災害発生時の情報提供 海南警察署で初の研修会(写真付)

2017年03月08日 19時46分 ニュース, 社会, 防災

災害時に住民から情報を提供してもらうための和歌山県警察本部の制度で、情報提供者に対する研修会がきょう(3/8)、県内で初めて海南警察署で開かれました。

研修の様子(海南警察署の会議室で)

この制度は、地震や津波、土砂災害などの災害時に、周辺の状況などを住民に伝えてもらうことで、より詳しい被害状況の把握につとめようと、和歌山県警が、去年9月、警察署ごとに情報提供者を選任しました。

そして、制度発足から初めてとなる情報提供者向けの研修会がきょう午前10時から海南警察署の会議室で開かれました。

海南警察署の管内では、海南市と紀美野町の住民あわせて58人が情報提供者に選ばれていて、きょうの研修会には、このうち、37人が出席し、東日本大震災で陸地に押し寄せる津波の様子などをまとめたDVDを観るなどしたあと、実際の通話を想定した訓練にのぞみました。

訓練に取り組む参加者(松下さん)

訓練は、巨大地震が発生し、大津波警報が発表されたという想定で行われ、参加した情報提供者は、津波や土砂災害の発生状況や周辺住民の避難の様子、建物の被害状況などを事前に用意したメモを見ながら報告していました。

このあと、きょう参加した37人に、島泰弘(しま・やすひろ)署長から1人ずつ研修の修了証が贈られました。

島署長(左)から修了証が手渡された

修了証のウラ面には、死者・行方不明者の有無や避難状況など、災害時に警察が聞きたい7つの項目が記されていて、警察は、説明の中で、財布などに入れて持ち歩くよう呼びかけました。

修了証のオモテ(左)とウラ

きょうの研修会で、海南市の松下整諫(まつした・よしただ)さん77歳は、「実際、起こったらどうなるかわかりませんが、ベストを尽くします。
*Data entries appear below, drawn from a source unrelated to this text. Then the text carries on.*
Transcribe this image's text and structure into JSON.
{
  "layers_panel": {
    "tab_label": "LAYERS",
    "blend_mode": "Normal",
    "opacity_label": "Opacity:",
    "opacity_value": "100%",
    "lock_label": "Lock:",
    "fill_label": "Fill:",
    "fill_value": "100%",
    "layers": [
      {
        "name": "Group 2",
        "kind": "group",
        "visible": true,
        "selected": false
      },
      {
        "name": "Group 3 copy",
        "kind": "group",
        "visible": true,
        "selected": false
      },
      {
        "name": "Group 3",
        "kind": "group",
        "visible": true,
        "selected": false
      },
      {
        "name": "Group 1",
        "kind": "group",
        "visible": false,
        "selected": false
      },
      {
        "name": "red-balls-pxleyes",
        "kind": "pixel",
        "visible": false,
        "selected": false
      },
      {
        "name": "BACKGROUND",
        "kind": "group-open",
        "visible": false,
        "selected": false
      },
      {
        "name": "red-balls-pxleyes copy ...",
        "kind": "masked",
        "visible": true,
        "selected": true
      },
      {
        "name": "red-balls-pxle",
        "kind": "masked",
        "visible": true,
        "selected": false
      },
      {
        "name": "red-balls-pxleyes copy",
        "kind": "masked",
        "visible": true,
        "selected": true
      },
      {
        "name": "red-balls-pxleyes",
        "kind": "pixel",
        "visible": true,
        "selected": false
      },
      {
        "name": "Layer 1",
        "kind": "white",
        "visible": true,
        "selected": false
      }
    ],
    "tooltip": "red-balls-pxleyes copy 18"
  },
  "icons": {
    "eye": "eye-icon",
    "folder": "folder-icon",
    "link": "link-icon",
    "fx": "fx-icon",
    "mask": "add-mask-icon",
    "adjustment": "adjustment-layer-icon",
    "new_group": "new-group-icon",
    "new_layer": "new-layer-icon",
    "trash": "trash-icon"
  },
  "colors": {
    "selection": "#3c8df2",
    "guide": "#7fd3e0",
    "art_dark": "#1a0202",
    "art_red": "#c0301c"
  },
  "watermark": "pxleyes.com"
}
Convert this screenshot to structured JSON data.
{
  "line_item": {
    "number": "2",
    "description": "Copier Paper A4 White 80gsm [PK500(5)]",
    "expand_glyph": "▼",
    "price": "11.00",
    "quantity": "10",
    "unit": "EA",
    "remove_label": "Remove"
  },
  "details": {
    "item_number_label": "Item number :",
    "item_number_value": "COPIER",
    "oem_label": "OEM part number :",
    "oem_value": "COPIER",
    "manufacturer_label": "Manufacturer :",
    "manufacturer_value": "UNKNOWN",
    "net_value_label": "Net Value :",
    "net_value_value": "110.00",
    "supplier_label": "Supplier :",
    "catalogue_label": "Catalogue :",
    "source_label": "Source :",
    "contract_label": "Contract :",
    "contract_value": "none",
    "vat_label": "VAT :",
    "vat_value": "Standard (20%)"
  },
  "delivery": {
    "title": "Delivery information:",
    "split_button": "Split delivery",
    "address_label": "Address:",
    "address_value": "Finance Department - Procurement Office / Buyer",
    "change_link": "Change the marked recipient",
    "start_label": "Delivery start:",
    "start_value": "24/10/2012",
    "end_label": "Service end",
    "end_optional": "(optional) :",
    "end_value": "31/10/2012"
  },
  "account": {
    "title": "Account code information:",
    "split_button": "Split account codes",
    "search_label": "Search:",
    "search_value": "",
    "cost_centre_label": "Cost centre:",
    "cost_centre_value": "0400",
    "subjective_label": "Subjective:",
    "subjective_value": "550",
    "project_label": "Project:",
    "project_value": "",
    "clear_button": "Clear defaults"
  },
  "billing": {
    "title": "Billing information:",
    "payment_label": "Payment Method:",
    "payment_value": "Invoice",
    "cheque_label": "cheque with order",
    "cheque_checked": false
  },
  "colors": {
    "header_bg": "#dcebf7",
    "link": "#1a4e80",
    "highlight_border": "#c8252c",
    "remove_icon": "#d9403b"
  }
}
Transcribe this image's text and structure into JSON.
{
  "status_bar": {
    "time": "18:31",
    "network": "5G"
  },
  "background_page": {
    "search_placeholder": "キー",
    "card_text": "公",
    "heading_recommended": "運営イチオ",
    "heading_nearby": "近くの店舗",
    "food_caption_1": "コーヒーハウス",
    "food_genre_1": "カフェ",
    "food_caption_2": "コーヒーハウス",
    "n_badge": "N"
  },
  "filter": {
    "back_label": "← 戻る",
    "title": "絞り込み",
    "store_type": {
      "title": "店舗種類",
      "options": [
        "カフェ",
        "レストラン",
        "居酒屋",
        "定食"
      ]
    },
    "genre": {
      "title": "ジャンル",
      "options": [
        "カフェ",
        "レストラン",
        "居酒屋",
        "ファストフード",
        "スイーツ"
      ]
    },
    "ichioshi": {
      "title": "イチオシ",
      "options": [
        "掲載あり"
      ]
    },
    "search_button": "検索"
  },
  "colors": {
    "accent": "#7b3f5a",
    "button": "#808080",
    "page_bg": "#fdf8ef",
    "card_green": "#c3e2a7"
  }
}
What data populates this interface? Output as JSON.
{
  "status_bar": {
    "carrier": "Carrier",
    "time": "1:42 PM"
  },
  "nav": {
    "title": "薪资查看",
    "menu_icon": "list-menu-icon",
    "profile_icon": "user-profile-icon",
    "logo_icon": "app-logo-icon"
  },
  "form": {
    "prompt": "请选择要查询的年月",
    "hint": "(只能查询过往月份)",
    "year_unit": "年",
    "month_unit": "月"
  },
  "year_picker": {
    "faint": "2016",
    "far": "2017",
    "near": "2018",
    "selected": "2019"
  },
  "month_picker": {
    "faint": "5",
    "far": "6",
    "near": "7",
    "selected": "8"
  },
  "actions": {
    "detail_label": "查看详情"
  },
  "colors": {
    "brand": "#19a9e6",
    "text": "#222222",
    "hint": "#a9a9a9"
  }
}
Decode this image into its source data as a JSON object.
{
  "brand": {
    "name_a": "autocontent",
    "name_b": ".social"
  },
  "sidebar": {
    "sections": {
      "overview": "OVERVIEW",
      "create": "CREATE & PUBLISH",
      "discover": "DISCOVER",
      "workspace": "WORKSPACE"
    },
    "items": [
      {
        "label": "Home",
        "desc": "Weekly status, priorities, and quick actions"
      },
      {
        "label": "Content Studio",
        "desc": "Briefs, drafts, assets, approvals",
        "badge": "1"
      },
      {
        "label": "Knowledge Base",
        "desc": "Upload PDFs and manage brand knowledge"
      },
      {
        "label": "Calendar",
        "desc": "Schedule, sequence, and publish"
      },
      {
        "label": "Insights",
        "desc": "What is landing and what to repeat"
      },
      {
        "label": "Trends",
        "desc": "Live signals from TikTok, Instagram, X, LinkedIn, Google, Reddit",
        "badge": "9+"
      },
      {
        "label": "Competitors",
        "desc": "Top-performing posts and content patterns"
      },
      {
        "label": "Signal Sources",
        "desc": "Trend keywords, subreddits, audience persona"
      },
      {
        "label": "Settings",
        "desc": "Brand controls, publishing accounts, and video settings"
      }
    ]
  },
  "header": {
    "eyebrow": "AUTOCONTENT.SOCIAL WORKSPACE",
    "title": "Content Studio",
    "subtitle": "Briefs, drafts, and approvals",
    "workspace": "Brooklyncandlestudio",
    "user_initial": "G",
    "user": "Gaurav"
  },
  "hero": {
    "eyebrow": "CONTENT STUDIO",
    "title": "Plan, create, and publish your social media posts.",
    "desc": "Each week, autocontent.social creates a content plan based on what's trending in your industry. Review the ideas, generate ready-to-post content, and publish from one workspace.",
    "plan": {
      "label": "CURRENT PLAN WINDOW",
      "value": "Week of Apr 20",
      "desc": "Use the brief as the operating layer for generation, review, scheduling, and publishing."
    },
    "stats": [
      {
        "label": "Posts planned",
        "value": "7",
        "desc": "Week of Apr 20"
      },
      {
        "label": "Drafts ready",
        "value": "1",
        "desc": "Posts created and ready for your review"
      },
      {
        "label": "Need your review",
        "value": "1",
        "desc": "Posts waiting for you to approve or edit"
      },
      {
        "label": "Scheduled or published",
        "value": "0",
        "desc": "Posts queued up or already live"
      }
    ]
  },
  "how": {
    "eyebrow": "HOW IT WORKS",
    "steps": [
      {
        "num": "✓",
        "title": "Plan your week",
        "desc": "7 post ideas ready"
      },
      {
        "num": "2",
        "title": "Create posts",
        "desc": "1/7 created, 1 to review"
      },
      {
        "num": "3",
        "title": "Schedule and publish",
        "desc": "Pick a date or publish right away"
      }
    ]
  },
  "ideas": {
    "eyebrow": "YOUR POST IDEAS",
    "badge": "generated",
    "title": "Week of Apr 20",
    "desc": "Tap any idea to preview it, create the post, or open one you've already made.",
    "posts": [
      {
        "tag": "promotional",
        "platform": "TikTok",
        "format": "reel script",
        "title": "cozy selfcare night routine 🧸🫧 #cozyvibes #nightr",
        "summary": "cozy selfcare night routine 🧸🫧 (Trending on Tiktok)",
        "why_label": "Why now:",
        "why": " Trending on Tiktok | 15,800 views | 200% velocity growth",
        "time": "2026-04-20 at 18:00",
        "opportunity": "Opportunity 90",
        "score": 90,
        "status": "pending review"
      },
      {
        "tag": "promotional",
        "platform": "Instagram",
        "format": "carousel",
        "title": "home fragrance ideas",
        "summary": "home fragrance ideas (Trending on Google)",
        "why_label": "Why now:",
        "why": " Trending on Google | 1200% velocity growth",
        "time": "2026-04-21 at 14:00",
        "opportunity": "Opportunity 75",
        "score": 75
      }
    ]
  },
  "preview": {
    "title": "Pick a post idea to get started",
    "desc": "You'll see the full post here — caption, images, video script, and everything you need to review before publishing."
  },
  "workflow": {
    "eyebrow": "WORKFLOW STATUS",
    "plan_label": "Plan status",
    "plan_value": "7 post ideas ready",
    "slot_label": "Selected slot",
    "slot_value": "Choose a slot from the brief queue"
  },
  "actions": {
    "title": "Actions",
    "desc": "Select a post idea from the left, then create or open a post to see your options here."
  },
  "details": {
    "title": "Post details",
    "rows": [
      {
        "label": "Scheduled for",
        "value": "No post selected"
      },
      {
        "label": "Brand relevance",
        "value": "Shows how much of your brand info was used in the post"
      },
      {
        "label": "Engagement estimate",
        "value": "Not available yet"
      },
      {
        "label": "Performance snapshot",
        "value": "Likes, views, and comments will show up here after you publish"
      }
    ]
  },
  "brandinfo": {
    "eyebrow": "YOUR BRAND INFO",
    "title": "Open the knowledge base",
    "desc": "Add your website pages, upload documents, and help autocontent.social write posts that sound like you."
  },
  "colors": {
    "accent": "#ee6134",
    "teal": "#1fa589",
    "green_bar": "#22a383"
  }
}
きょうは、とても勉強になりました。修了証は財布に入れておきます」と話していました。

海南警察署の島泰弘(しま・やすひろ)署長は、「被害情報提供者には、まず自分の身を守った上で、警察官が把握しきれない部分を補完してもらいたい。きょうの訓練は、とても熱心に取り組んでもらえたのでよかった」と話していました。

発災時情報提供者は、県内全体で272人が選ばれていて、災害時には、それぞれの警察署ごとに連絡して情報を収集します。